The Lebanese will not remember everything about this war. How many atrocities
can a person keep in mind, how much helplessness can he or she admit, how many
massacres can people tell their children about, how many terrorised escapes
from burning houses, without becoming a slave to memory? Should a child keep a
leaflet written by the IDF in Arabic, in which he is told to leave his home
before it’s bombed? I cannot urge my Lebanese friends to remember the crimes my
state and its army have committed in Lebanon.
Israelis, however, have no right to forget. Too many people here supported the
war.
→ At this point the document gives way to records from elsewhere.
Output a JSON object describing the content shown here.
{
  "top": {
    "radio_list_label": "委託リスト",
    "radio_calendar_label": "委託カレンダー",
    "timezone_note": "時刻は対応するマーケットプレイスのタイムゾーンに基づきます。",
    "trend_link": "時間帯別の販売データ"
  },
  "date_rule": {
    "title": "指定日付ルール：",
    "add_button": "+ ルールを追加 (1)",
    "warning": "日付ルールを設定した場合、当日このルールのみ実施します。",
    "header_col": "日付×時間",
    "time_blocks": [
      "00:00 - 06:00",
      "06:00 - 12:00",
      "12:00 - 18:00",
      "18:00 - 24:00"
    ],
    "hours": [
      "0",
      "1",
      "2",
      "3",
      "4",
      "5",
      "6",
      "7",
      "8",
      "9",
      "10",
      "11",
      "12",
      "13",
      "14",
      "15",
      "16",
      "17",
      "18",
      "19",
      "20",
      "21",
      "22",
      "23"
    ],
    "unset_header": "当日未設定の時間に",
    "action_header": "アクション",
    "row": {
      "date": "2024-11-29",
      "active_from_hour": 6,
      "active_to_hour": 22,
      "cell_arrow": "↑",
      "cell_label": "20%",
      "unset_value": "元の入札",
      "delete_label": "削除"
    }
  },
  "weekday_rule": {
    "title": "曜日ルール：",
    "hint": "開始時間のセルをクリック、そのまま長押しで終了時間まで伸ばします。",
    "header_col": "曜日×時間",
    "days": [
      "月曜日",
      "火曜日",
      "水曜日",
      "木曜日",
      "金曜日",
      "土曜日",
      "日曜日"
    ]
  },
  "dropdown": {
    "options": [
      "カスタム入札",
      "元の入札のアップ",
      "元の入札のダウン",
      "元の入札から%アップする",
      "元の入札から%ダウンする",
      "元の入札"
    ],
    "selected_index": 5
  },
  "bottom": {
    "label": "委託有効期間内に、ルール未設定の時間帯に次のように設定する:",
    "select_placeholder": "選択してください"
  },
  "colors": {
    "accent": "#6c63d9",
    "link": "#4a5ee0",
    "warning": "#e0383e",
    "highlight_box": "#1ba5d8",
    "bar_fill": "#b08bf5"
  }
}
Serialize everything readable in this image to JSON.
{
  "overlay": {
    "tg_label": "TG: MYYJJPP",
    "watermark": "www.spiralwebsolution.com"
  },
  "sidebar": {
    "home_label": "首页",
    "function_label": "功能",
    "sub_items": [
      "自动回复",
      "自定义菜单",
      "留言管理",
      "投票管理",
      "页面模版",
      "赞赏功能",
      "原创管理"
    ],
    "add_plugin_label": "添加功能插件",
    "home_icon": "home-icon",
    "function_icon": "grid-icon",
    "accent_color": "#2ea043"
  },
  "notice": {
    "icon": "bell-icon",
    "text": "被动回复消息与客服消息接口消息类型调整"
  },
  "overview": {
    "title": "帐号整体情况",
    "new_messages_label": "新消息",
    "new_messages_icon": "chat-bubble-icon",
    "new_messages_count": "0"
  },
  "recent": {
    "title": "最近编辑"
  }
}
It wasn’t just the nationalist religious settlers. It’s always easy to
blame the usual suspects for our misdemeanours: the scapegoating of religious
fanatics has allowed us to ignore the role of the army and its advocates within
the Zionist left. This time we have seen just how strongly the ‘moderates’ are
wedded to immoderation, even though they knew, before it even started, that
this would be a war against suburbs and crowded areas of cities, small towns
and defenceless villages. The model was our army’s recent actions in Gaza:
Israeli moderates found these perfectly acceptable.
It was a mistake for those of us who are unhappy with our country’s policies to
breathe a sigh of relief after the army withdrew from Lebanon in 2000. We
thought that the names of Sabra and Shatila would do all the memorial work that
needed to be done and that they would stand, metonymically, for the crimes
committed in Lebanon by Israel. But, with the withdrawal from Gaza, many
Israelis who should be opposing this war started to think of Ariel Sharon, the
genius of Sabra and Shatila, as a champion of peace. The logic of unilateralism
– of which Sharon was the embodiment – had at last prevailed: Israelis are the
only people who count in the Middle East; we are the only ones who deserve to
live here.
This time we must try harder to remember. We must remember the crimes of
Olmert, and of our minister of justice, Haim Ramon, who championed the
destruction of Lebanese villages after the ambush at Bint Jbeil, and of the
army chief of staff, Dan Halutz. Their names should be submitted to The Hague
so they can be held accountable.
Elections are a wholly inadequate form of accountability in Israel: the people
we kill and maim and ruin cannot vote here. If we let our memories slacken now,
the machine-memory will reassert control and write history for us. It will
glide into the vacuum created by our negligence, with the civilised voice of
Amos Oz easing its path, and insert its own version. And suddenly we will not
be able to explain what we know, even to our own children.
In Israel there is still no proper history of our acts in Lebanon. Israelis in
the peace camp used to carry posters with the figure ‘680’ on them – the number
of Israelis who died during the 1982 invasion. Six hundred and eighty Israeli
soldiers. How many members of that once sizeable peace camp protested about the
tens of thousands of Lebanese, Palestinian and Syrian casualties? Isn’t the
failure of the peace camp a result of its inability to speak about the
cheapness of Arab blood? General Udi Adam, one of the architects of the current
war, has told Israelis that we shouldn’t count the dead. He meant this very
seriously and Israelis should take him seriously. We should make it our
business to count the dead in Lebanon and in Israel and, to the best of our
abilities, to find out their names, all of them.